Since they were introduced in 2017, transformers have become a powerful tool in the field of Machine Learning, particularly in translation and autocomplete services. The popularity of transformers has only grown with the introduction of large language models like OpenAI’s ChatGPT, GPT-4, and Meta’s LLama. These models are all based on the transformer architecture and have made significant advancements in natural language understanding and generation.
Many resources explain how transformers work mathematically, but it can be challenging to understand them intuitively. After speaking with colleagues and conducting interviews, it became clear that this is a common problem. In this blog post, I will provide a high-level explanation of transformers without relying on code or mathematics. My goal is to avoid technical jargon and comparisons to previous architectures, and instead focus on providing a better intuition of how transformers work.
A transformer is a type of neural network architecture that is well-suited for tasks involving sequences as inputs. A sequence can be something like a sentence, which is an ordered set of words. The goal of transformer models is to create a numerical representation for each element in the sequence. These representations contain essential information about the element and its surrounding context. Downstream networks can then use these representations to perform various tasks like generation and classification.
Transformers excel at handling long-range dependencies within sequences and are highly efficient, capable of processing sequences in parallel. This makes them particularly useful for tasks like machine translation, sentiment analysis, and text generation.
To feed an input into a transformer, we first convert it into a sequence of tokens, which are integers representing the input. In natural language processing (NLP), a common way to convert a sentence into tokens is by defining a vocabulary that maps words to integers. We can also use special tokens to represent characteristics like the start and end of a sentence. Tokenization strategies like byte-pair encoding can be used to handle cases where words need to be broken into smaller chunks.
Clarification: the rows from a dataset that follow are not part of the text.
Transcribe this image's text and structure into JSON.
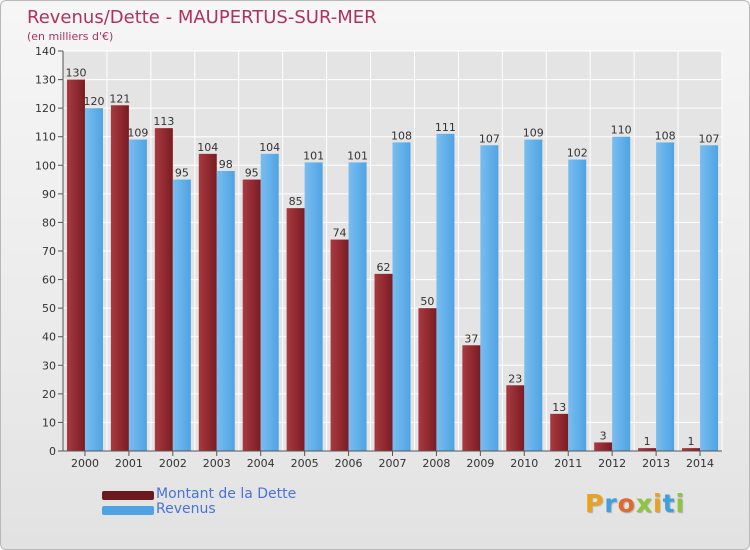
{
  "title": "Revenus/Dette - MAUPERTUS-SUR-MER",
  "subtitle": "(en milliers d'€)",
  "colors": {
    "dette": "#7a1c22",
    "dette_light": "#a83a40",
    "revenus": "#4fa3e3",
    "revenus_light": "#79bdf0",
    "title": "#b0325a",
    "legend_text": "#4a72d8"
  },
  "legend": [
    {
      "label": "Montant de la Dette",
      "color": "#6b1a1f"
    },
    {
      "label": "Revenus",
      "color": "#4fa3e3"
    }
  ],
  "logo": {
    "letters": [
      "P",
      "r",
      "o",
      "x",
      "i",
      "t",
      "i"
    ],
    "colors": [
      "#e8a21d",
      "#3fa1dc",
      "#e06a2b",
      "#8cc63f",
      "#e8a21d",
      "#3fa1dc",
      "#8cc63f"
    ]
  },
  "chart_data": {
    "type": "bar",
    "title": "Revenus/Dette - MAUPERTUS-SUR-MER",
    "subtitle": "(en milliers d'€)",
    "categories": [
      "2000",
      "2001",
      "2002",
      "2003",
      "2004",
      "2005",
      "2006",
      "2007",
      "2008",
      "2009",
      "2010",
      "2011",
      "2012",
      "2013",
      "2014"
    ],
    "series": [
      {
        "name": "Montant de la Dette",
        "values": [
          130,
          121,
          113,
          104,
          95,
          85,
          74,
          62,
          50,
          37,
          23,
          13,
          3,
          1,
          1
        ]
      },
      {
        "name": "Revenus",
        "values": [
          120,
          109,
          95,
          98,
          104,
          101,
          101,
          108,
          111,
          107,
          109,
          102,
          110,
          108,
          107
        ]
      }
    ],
    "ylim": [
      0,
      140
    ],
    "yticks": [
      0,
      10,
      20,
      30,
      40,
      50,
      60,
      70,
      80,
      90,
      100,
      110,
      120,
      130,
      140
    ],
    "grid": true,
    "legend_position": "bottom-left"
  }
}
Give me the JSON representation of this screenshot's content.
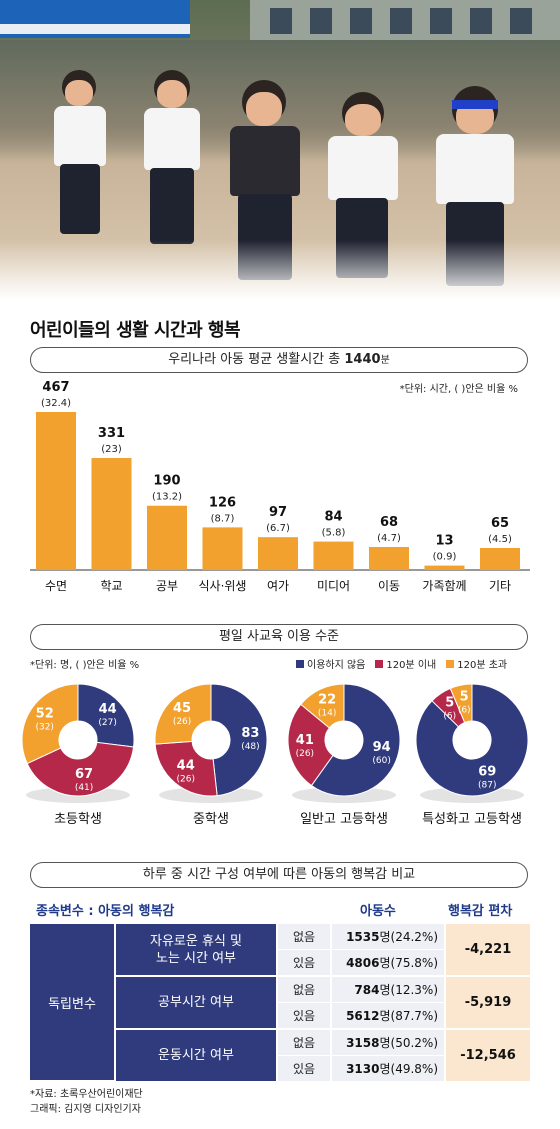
{
  "title": "어린이들의 생활 시간과 행복",
  "colors": {
    "bar": "#f2a12e",
    "none": "#303b7e",
    "under120": "#b5284a",
    "over120": "#f2a12e",
    "table_dark": "#303b7e",
    "table_light": "#eef0f6",
    "table_accent": "#fbe7cf",
    "header_text": "#1f3a8a"
  },
  "bar_section": {
    "header_prefix": "우리나라 아동 평균 생활시간  총 ",
    "header_value": "1440",
    "header_unit": "분",
    "note": "*단위: 시간, ( )안은 비율 %"
  },
  "donut_section": {
    "header": "평일 사교육 이용 수준",
    "note": "*단위: 명, ( )안은 비율 %",
    "legend": [
      "이용하지 않음",
      "120분 이내",
      "120분 초과"
    ]
  },
  "table_section": {
    "header": "하루 중 시간 구성 여부에 따른 아동의 행복감 비교",
    "col_dependent": "종속변수 : 아동의 행복감",
    "col_count": "아동수",
    "col_deviation": "행복감 편차",
    "independent_label": "독립변수",
    "count_unit": "명",
    "rows": [
      {
        "variable": "자유로운 휴식 및\n노는 시간 여부",
        "deviation": "-4,221",
        "entries": [
          {
            "yn": "없음",
            "count": "1535",
            "pct": "(24.2%)"
          },
          {
            "yn": "있음",
            "count": "4806",
            "pct": "(75.8%)"
          }
        ]
      },
      {
        "variable": "공부시간 여부",
        "deviation": "-5,919",
        "entries": [
          {
            "yn": "없음",
            "count": "784",
            "pct": "(12.3%)"
          },
          {
            "yn": "있음",
            "count": "5612",
            "pct": "(87.7%)"
          }
        ]
      },
      {
        "variable": "운동시간 여부",
        "deviation": "-12,546",
        "entries": [
          {
            "yn": "없음",
            "count": "3158",
            "pct": "(50.2%)"
          },
          {
            "yn": "있음",
            "count": "3130",
            "pct": "(49.8%)"
          }
        ]
      }
    ]
  },
  "source": {
    "line1": "*자료: 초록우산어린이재단",
    "line2": "그래픽: 김지영 디자인기자"
  },
  "chart_data": [
    {
      "type": "bar",
      "categories": [
        "수면",
        "학교",
        "공부",
        "식사·위생",
        "여가",
        "미디어",
        "이동",
        "가족함께",
        "기타"
      ],
      "values": [
        467,
        331,
        190,
        126,
        97,
        84,
        68,
        13,
        65
      ],
      "value_labels": [
        "467",
        "331",
        "190",
        "126",
        "97",
        "84",
        "68",
        "13",
        "65"
      ],
      "pct_labels": [
        "(32.4)",
        "(23)",
        "(13.2)",
        "(8.7)",
        "(6.7)",
        "(5.8)",
        "(4.7)",
        "(0.9)",
        "(4.5)"
      ],
      "ylim": [
        0,
        467
      ],
      "grid": false
    },
    {
      "type": "pie",
      "style": "donut",
      "series_names": [
        "이용하지 않음",
        "120분 이내",
        "120분 초과"
      ],
      "groups": [
        {
          "label": "초등학생",
          "values": [
            44,
            67,
            52
          ],
          "pcts": [
            "(27)",
            "(41)",
            "(32)"
          ]
        },
        {
          "label": "중학생",
          "values": [
            83,
            44,
            45
          ],
          "pcts": [
            "(48)",
            "(26)",
            "(26)"
          ]
        },
        {
          "label": "일반고 고등학생",
          "values": [
            94,
            41,
            22
          ],
          "pcts": [
            "(60)",
            "(26)",
            "(14)"
          ]
        },
        {
          "label": "특성화고 고등학생",
          "values": [
            69,
            5,
            5
          ],
          "pcts": [
            "(87)",
            "(6)",
            "(6)"
          ]
        }
      ]
    }
  ]
}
Transformers are not limited to text inputs and have shown good results in vision tasks as well. For example, an image can be converted into a sequence by slicing it into patches and concatenating them into a vector. In a recommender system, item IDs of recently browsed items can be used as input tokens.
Once we have a sequence of tokens, we convert them into embeddings, which are compressed representations of the tokens that can be easily processed by machine learning algorithms. Embeddings capture the meaning of the tokens as sequences of numbers. Positional encoding is applied to preserve the ordering of the tokens, and attention mechanisms handle the context in which tokens appear.
The attention mechanism is a crucial part of the transformer architecture. It helps the network understand which parts of the input sequence are relevant for the given task. By replacing each token embedding with an embedding that includes information about its neighboring tokens, attention captures the context of each token. This is achieved through a weighted average or linear combination of the embeddings.
In summary, transformers have revolutionized machine learning by enhancing the capabilities of translation and autocomplete services. They create numerical representations for elements within sequences, allowing downstream networks to better understand patterns and relationships within the input. Transformers excel at handling long-range dependencies and are highly efficient. They can handle various types of inputs, not just text. By converting inputs into tokens and then embeddings, transformers capture the meaning and context of the input sequence, leading to improved performance in various tasks.